Are species protected?
In taking on what was previously a federal responsibility, the state does not have the same ESA enforcement authority and responsibilities as EPA. When EPA administered the program the agency would consult with U.S. Fish & Wildlife Service about any threat to a species, with the result that a permit might be withheld or mitigating activities required. The state does not confront the same stringent requirements

The 9th U.S. Circuit Court of Appeal agreed with the environmental interests stating, “that the EPA did have the authority to consider jeopardy to listed species in making the transfer decision, and erred in determining otherwise. For that reason among others, the EPA’s decision was arbitrary and capricious.”

The 9th Circuit Court denied a petition for rehearing, and the original ruling stood; the case was appealed to the Supreme Court.

Michael Ford, an environmental attorney with Bryan Cave says, “The basic issue we hope the court will decide is whether ESA requirements trump those of other laws ... in the face of a program or statute that does not call for it. It is whether the ESA is an overarching piece of regulation that applies to all other environmental laws.”

EPA and NAHB argue that Congressional approval for EPA to transfer the permitting authority to the states required that the states meet nine criteria of the Clean Water Act when issuing their permits. The storm water runoff program essentially evaluates CWA compliance. Since ESA compliance is not included among the criteria, they say it would go beyond the law’s intent to require it.

Case has broad implications
At issue is not just AZPDES; all the other CWA-delegated programs throughout the country could be challenged. Ford says, “A lot of the programs have been delegated since the 70s. The 45 other states, and I don’t know how many Indian Tribes, that already have delegation ... could these be challenged if the court rules in favor of the environmental groups on this one?”

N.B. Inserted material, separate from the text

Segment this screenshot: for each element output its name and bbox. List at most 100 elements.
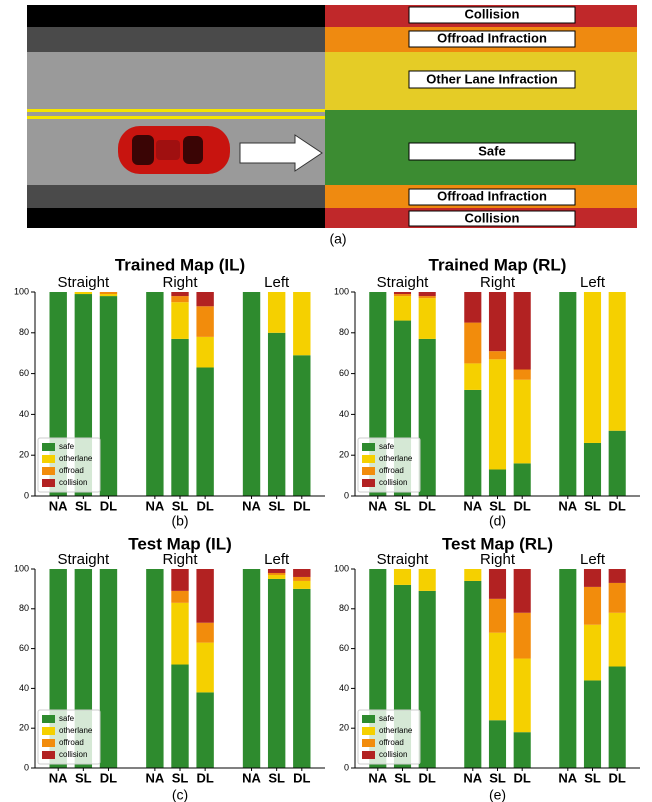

Implications could go beyond the CWA to affect other state permitting programs with a federal lineage. If the 9th Circuit ruling were to stand, some lawyers argue it could be applied to state involvement in hazardous waste and federal housing permitting. Other delegated programs such as the Clean Air Act and the Resource Conservation and Recovery Act also could be affected.

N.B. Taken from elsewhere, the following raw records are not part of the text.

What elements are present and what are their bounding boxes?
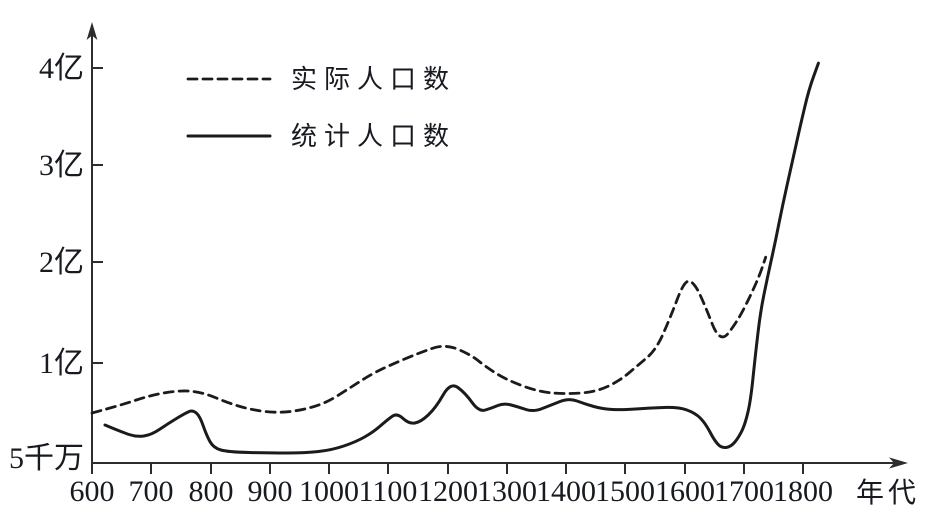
- x-axis-title: 年代: [856, 477, 920, 509]
- x-tick-label: 1100: [359, 475, 418, 508]
- legend-label-recorded-population: 统计人口数: [291, 122, 456, 151]
- x-tick-label: 1400: [536, 475, 596, 508]
- x-tick-label: 700: [129, 475, 174, 508]
- x-axis-ticks: [91, 463, 804, 474]
- x-tick-label: 1000: [299, 475, 359, 508]
- x-axis-labels: 600 700 800 900 1000 1100 1200 1300 1400 1500 1600…: [70, 475, 834, 508]
- series-curves: [90, 61, 820, 455]
- series-line-recorded-population: [103, 61, 820, 455]
- y-tick-label: 5千万: [9, 442, 84, 475]
- y-axis-labels: 5千万 1亿 2亿 3亿 4亿: [9, 52, 84, 475]
- series-line-actual-population: [90, 255, 768, 415]
- legend-label-actual-population: 实际人口数: [291, 65, 456, 94]
- x-tick-label: 800: [189, 475, 234, 508]
- y-tick-label: 3亿: [39, 149, 84, 182]
- y-axis: 5千万 1亿 2亿 3亿 4亿: [9, 22, 103, 475]
- y-axis-arrow-icon: [86, 22, 98, 40]
- x-tick-label: 1500: [595, 475, 655, 508]
- y-tick-label: 1亿: [39, 347, 84, 380]
- x-tick-label: 1600: [655, 475, 715, 508]
- x-tick-label: 1700: [714, 475, 774, 508]
- y-tick-label: 2亿: [39, 246, 84, 279]
- x-axis-arrow-icon: [889, 457, 908, 469]
- x-tick-label: 1200: [418, 475, 478, 508]
- x-tick-label: 1300: [477, 475, 537, 508]
- x-tick-label: 1800: [773, 475, 833, 508]
- y-tick-label: 4亿: [39, 52, 84, 85]
- legend: 实际人口数 统计人口数: [186, 65, 456, 151]
- x-tick-label: 600: [70, 475, 115, 508]
- x-tick-label: 900: [248, 475, 293, 508]
- x-axis: 600 700 800 900 1000 1100 1200 1300 1400 1500 1600…: [70, 457, 920, 509]
- y-axis-ticks: [92, 67, 103, 364]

By taking the case, the Supreme Court has settled one issue, at least for the time being. If it had refused the case, questions would have been raised about ADEQ-issued permits: which remain valid and for how long and also the status of pending applications. That the court is taking the case means that Arizona will maintain the program, at least until a decision is issued which is expected later this year. ADEQ is still issuing permits.

Other environmental cases
This is one of this year’s Supreme Court cases that court watchers with an environmental interest have followed with special attention as having particular significance in the making of environmental law. In Rapanos v. United States the Court addressed the federal government’s authority over wetlands. (See above sidebar)

Another case is Massachusetts v EPA. Environmental groups faulting the federal government’s response to global warming petitioned EPA to regulate carbon dioxide and other greenhouse gases from new motor vehicles. They argued that greenhouse gases are air pollutants and regulated under the Clean Air Act. They cited Section 202 of the act which states that the federal government is to regulate “any air pollutant” that can “reasonably be anticipated to endanger public health or welfare.”

EPA denied the petition in August 2003 stating that the act does not authorize the agency to regulate greenhouse gas emissions. And even if it did, EPA said it would not because the link between greenhouses emissions and global warming is not unequivocally established.

The U.S. Supreme Court accepted the case for review on June 26, 2006. The case has not been decided.